By rejecting the express designation of a condition of payment as a gatekeeper for FCA liability under the implied certification theory, circumscribing its acceptance of the theory to circumstances in which a failure to disclose non-compliance renders a specific representation in a claim a “half-truth”, and emphasizing a rigorous standard of materiality that is substantially more demanding than the standard previously imposed by most courts, the Court’s opinion significantly upsets much of the prior body of FCA jurisprudence. Ultimately, the lower courts’ interpretation and application of the standards embodied in Escobar will determine whether the decision has the effect of expanding or contracting the scope of FCA liability. However, the Court’s rejection of the express condition of payment standard opens the door to expanded liability and is, in any case, unsettling. In the immediate term, those operating in highly regulated industries such as health care are left with little guidance as to the types of non-compliance that may subject them to FCA liability, making it very difficult to effectively respond to any potential non-compliance discovered within an organization.

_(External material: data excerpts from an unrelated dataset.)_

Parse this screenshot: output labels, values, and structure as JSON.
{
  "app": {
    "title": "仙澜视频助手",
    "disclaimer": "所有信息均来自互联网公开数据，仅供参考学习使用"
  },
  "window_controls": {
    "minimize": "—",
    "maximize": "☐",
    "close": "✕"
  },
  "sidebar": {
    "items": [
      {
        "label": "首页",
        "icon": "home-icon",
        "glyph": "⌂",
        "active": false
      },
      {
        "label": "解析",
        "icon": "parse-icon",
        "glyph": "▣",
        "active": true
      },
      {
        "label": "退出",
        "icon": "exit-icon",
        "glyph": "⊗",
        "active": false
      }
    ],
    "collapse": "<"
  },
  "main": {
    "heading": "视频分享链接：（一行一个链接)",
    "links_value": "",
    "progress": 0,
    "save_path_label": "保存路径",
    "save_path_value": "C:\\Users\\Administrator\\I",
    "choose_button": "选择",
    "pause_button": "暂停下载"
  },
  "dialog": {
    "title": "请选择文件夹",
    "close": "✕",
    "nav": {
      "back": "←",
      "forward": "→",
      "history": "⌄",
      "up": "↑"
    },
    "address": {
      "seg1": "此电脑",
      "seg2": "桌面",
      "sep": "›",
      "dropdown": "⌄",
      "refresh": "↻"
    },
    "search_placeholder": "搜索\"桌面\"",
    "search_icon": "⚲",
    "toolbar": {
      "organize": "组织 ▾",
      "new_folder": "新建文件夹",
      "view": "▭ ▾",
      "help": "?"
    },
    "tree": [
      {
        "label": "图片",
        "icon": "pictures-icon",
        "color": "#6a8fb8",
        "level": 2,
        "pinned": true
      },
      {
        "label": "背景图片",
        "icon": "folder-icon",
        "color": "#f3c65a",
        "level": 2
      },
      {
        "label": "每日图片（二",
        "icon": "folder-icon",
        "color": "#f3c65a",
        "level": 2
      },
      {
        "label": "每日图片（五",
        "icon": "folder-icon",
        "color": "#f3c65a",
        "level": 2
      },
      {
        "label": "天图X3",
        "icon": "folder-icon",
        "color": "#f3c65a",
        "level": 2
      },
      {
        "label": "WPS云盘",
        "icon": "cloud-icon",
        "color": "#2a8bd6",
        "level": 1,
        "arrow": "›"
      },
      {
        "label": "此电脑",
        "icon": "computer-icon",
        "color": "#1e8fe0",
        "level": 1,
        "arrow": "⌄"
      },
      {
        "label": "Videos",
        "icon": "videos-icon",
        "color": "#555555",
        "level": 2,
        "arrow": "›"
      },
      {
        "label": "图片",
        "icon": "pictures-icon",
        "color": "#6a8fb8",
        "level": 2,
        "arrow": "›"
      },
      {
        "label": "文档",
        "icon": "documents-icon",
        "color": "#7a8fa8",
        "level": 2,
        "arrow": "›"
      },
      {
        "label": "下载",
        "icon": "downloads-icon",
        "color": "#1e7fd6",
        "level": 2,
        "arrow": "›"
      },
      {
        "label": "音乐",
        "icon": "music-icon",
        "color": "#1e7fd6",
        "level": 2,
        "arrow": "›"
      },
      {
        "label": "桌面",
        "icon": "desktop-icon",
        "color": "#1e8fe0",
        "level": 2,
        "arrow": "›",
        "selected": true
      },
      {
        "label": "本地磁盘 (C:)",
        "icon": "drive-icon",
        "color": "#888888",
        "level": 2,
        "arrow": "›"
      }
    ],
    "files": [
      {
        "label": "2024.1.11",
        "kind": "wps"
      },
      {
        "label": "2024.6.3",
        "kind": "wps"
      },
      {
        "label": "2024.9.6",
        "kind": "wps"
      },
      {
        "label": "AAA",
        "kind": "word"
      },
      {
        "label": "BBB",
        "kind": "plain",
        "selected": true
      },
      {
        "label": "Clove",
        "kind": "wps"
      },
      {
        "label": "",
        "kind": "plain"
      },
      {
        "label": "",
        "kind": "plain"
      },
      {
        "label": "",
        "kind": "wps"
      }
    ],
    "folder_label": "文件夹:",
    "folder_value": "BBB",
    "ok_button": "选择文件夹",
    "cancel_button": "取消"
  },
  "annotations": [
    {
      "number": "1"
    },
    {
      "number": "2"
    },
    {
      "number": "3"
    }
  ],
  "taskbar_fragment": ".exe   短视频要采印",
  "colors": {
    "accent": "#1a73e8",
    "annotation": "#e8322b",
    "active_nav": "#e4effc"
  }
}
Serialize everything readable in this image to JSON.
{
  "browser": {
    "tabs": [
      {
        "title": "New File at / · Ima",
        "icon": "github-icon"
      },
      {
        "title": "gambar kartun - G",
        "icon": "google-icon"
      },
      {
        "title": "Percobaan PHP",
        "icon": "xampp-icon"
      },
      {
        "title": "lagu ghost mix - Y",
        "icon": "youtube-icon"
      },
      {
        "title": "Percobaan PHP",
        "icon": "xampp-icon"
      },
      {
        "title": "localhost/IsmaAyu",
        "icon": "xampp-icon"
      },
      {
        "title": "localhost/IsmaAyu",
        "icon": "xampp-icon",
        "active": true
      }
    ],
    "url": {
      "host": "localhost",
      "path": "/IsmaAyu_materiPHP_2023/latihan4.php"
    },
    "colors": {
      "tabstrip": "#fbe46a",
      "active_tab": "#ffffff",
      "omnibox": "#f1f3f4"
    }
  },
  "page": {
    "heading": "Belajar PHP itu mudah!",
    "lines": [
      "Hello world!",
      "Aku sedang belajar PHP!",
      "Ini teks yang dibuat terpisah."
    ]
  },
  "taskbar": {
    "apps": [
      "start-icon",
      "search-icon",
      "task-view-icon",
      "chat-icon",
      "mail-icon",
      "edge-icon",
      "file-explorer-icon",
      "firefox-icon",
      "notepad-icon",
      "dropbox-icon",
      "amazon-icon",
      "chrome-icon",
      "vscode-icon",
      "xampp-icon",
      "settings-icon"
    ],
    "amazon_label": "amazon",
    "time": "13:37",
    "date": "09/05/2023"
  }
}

It is not clear how – if at all – the Court’s opinion relates to health care providers’ statutory and regulatory obligations to report and return any funds received or retained under Medicare or Medicaid and to which the provider “is not entitled.” See 42 U.S.C. § 1320a-7k(d). Are providers “entitled” to retain a payment received on the basis of a claim that misrepresented, by omission, compliance with regulatory provisions that are not express conditions of payment, but compliance with which may be “material” to the Government’s decision to pay the claim? As failures to return identified overpayments are actionable under the FCA, the implications of Escobar for the appropriate interpretation of this separate but related statute remain to be seen.

How can providers react?

In validating the implied theory of certification, Escobar ultimately raises more questions than it answers, especially as the lower courts apply the decision. During this period of uncertainty and out of an abundance of caution, providers may wish to advise their employees that the potential scope of FCA liability has plausibly expanded to include conditions of Medicare and Medicaid participation. Providers should also instruct that, under the test articulated in Escobar, almost any statement or omission relevant to a claim for payment carries the potential to render the claim impliedly false, and potentially to have overpayment implications. Thus, it is imperative that each individual in the billing chain, from documentation, to coding, to billing, understand the importance of accurate reporting. Similarly, providers may wish to review their policies to ensure they communicate the expanded liability risk and contain procedures to ensure the accuracy of reports across the entire spectrum from admission to discharge to billing. In certain circumstances, providers may wish to revisit prior compliance instructions and training materials to determine whether they are still valid or should be updated in light of Escobar.